I referred to our Capel Street consultation. We made a submission to that, but it will be aggregated among the thousands of others, especially from cyclists. Cycling is fantastic if you can cycle, but the rights of disabled people to access their own environment safely is enshrined in European and Irish law. It is in Article 8 of the European Convention on Human Rights. This is something that we cannot take for granted. For someone who is visually impaired, getting from one end of Capel Street to the other used to take 20 minutes. Now, it takes well over an hour. One of our members described it to me yesterday as "traumatic".

There is e-scooter legislation and, in 2019, the then Minister for Transport, Tourism and Sport issued a ministerial order and announced that he was giving €2 million to the National Council for the Blind of Ireland, NCBI, to set up a wayfinding centre. Problematically, the intention is for the NCBI to be placed at the core of consultation on any matter relating to transportation in this country, but that is clearly inimical to the UNCRPD and the role of DPOs.

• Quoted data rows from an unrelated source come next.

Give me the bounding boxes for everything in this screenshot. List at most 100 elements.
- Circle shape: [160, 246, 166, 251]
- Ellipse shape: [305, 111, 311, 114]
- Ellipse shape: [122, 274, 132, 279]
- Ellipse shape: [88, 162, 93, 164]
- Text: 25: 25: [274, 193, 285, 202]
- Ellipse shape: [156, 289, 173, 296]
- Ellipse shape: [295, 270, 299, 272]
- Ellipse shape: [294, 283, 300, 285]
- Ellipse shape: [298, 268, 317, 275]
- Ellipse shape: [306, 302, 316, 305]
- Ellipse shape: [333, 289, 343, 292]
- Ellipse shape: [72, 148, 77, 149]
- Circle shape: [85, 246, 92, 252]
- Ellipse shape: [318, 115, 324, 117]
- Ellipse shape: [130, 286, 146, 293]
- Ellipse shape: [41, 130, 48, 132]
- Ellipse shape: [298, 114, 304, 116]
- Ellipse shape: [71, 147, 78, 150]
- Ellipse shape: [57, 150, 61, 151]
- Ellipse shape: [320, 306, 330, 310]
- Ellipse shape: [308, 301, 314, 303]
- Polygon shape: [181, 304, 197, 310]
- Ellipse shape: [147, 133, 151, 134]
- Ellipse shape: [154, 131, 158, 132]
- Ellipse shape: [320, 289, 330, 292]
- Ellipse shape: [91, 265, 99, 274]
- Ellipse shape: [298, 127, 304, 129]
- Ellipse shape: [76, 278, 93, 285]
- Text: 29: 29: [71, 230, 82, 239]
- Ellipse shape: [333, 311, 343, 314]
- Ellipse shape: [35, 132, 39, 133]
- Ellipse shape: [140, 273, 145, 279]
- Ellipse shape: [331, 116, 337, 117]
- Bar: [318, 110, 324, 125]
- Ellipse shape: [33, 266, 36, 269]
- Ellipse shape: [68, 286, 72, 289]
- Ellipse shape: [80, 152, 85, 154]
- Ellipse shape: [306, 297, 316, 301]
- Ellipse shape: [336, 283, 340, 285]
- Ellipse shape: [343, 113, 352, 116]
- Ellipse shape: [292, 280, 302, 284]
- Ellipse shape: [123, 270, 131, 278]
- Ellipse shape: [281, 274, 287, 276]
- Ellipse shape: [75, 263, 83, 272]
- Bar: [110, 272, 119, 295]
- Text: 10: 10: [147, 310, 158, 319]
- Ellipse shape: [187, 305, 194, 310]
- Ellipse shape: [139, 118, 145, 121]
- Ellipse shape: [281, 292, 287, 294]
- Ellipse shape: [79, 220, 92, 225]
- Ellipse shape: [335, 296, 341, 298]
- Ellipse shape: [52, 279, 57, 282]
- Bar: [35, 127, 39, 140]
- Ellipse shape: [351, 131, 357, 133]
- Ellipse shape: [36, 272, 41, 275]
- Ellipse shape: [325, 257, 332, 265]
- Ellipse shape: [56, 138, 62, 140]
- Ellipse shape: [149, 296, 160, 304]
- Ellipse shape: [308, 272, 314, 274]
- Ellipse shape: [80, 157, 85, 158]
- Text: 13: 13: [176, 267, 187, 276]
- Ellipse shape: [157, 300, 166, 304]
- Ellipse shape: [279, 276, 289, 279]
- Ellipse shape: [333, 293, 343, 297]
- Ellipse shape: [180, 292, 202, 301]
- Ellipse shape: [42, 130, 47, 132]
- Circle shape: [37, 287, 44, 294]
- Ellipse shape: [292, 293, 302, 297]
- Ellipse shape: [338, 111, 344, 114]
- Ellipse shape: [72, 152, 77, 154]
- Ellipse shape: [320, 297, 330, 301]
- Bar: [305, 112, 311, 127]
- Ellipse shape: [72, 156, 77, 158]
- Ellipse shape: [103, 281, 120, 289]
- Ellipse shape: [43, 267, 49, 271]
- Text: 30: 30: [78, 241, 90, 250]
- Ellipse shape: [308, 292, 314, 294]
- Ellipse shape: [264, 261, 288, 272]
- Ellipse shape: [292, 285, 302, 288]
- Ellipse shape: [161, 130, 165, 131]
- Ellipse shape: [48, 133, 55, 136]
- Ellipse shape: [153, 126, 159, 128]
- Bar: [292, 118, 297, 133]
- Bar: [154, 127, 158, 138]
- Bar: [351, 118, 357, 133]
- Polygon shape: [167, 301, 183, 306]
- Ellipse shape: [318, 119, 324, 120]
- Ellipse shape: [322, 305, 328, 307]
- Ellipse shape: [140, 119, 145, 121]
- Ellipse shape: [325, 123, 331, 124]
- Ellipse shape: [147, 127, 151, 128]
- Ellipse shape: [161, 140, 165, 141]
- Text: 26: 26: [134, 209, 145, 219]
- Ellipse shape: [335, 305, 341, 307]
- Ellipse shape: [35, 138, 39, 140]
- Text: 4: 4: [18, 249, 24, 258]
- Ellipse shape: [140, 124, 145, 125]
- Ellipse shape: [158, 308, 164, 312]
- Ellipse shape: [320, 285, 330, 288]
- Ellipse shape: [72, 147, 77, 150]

We were not consulted on the wayfinding centre and do not believe that there is a need for it. It is an opportunity cost because people need to be trained and helped in their own environments first and foremost.

Ireland has to implement the European disability Act by June. We wrote to the Department of Children, Equality, Disability, Integration and Youth – we sometimes call it the "Department of Everyone" – last July to see whether we could help with the consultations. We were completely ignored and did not even get a response. This is the sort of issue we are meeting.

This is the tip of the iceberg. Our voice has either been aggregated among thousands of others at best or else just completely and utterly ignored.